Unlike previous concerns, the stock market is witnessing quite positive movements in the first half of May 2023, with the VN-Index increasing slightly by 1.5%. Liquidity also showed better signs of improvement, with trading volume increasing gradually in the second week of the month, showing that cash flow seems to be participating more actively.
In particular, although the market was still in a state of tension and traded in a narrow range during the past three months, the cash flow showed a flexible movement across industries, from tourism, agriculture, information technology, retail, seafood processing, energy, to raw materials, etc., so it still brings quite a big opportunity for investors who are quick and have good surfing ability.
As for foreign investors, after net selling of nearly VND 2,780 billion on HOSE in April, this group continued to net sell more than VND 1,022 billion in the first half of May, mainly due to the fact that cash flow through ETFs continued to be net withdrawn. The selling force of foreign investors is one of the factors that partly influenced the psychology of domestic investors and contributed to restraining the market in recent months.
Most of the previous forecasts of securities companies were quite cautious with the market movements in May, despite the fact that the market movements so far have not had a big shock. A series of positive macro-policy news released recently, although not yet stimulating the market to rise sharply, has clearly become an important support for the market.
The nearest resistance zone of VN-Index is located near 1,090 points, corresponding to the 200-day moving average (MA 200). Previously, at the end of January and the beginning of April 2023, the VN-Index also declined again when approaching this MA 200. Therefore, it is likely that many investors will sell stocks in mass when the index approaches near MA200 again. On the contrary, in case VN-Index can break out and maintain firmly above this resistance line, cash flow will confidently participate more strongly.
The more important thing that investors need to pay attention to is that the monetary policy is gradually loosened again.
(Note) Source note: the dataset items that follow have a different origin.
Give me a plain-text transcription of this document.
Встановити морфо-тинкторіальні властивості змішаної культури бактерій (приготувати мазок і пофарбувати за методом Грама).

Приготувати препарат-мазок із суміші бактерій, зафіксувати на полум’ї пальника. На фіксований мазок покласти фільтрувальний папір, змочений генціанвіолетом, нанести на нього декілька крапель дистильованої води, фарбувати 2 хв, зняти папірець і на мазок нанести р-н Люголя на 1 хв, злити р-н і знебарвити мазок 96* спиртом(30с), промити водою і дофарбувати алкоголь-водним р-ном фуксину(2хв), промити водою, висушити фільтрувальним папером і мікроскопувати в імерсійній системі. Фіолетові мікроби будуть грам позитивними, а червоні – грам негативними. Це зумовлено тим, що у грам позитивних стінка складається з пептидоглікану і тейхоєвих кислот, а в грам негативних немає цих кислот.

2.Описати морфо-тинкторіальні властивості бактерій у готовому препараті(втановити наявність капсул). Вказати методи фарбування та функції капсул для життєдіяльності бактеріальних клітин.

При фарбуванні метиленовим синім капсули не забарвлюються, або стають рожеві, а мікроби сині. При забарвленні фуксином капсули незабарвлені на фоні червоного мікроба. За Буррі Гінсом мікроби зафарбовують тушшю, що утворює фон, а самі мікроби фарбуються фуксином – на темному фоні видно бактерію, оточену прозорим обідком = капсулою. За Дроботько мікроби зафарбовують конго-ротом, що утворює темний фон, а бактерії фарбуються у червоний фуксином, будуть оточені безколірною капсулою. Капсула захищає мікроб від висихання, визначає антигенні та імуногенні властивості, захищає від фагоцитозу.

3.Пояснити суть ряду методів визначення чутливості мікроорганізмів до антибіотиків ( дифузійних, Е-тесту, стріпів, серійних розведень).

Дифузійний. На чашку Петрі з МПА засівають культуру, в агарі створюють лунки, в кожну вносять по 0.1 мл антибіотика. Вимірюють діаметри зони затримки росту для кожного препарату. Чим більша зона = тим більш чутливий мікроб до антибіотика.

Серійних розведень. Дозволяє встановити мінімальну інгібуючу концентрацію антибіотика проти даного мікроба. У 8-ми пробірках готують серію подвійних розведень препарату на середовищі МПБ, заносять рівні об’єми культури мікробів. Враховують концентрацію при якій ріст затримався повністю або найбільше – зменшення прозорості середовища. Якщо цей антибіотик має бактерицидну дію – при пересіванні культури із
After two reductions in operating interest rates in the second half of March, the State Bank of Vietnam (SBV) recently signaled that it may continue to reduce the operating interest rate again in the near future. Meanwhile, deposit interest rates at many banks reacted earlier when they continued to be adjusted down from the beginning of May until now.
The US Federal Reserve (Fed) or some other central banks, after tightening monetary policy for more than a year now, still have to keep interest rates at a high level to cope with high inflation, even though it may bring recession risks to the economy.
In contrast, Vietnam seems to have reversed policy earlier, seeing how high interest rates can wreak havoc on the economy and businesses. This was achieved thanks to the fact that Vietnam's inflation, after great pressures in 2022, have cooled down significantly in the first months of 2023, along with the exchange rate being stable again and system liquidity becoming more abundant.
Other markets that have struggled in recent times like the corporate bond market or the real estate market have also been recently supported by many policies. In addition, a number of large real estate projects in many localities have gradually been cleared of legal obstacles so that they can continue to be implemented.
Now, with interest rates falling again, it is easy to understand why many forecasters believe that business results will start to recover from the second quarter, before growing higher in the second half of 2023. Profits of many businesses hit the bottom in the first quarter, with a sharp decline, even loss.
In particular, the recently issued Circular 02/2023/TT-NHNN not only helps banks reduce the pressure of bad debt transfer and provisioning, but also creates favorable conditions for businesses to access financial resources and improve cash flow. Therefore, it is reasonable to expect that banking stocks will perform better in the near future and be an important driver leading the market. The securities group can also benefit from the positive outlook of the market.
In a recent assessment report, Dragon Capital Fund said that although bad debt is still a concern, systemic risk has been significantly reduced. While the recovery of the real estate industry depends on small and medium-sized stocks, stocks of private banks, which benefit more from this policy than state-owned banks, also have better price increase.
In addition, the group of electricity stocks is also receiving attention when the power plan VIII was officially approved by the Government on May 15. In particular, renewable power businesses will benefit when there is a plan that prioritizes the development of renewable energy, making it account for about 31-39% by 2030, equivalent to 5,000-10,000 MW. The figure can increase to 47% with the conditions of commitment under the political declaration on establishing a just energy transition partnership (JETP). The proportion of this power source in the system is expected to increase to 67.5-71.5% by 2050.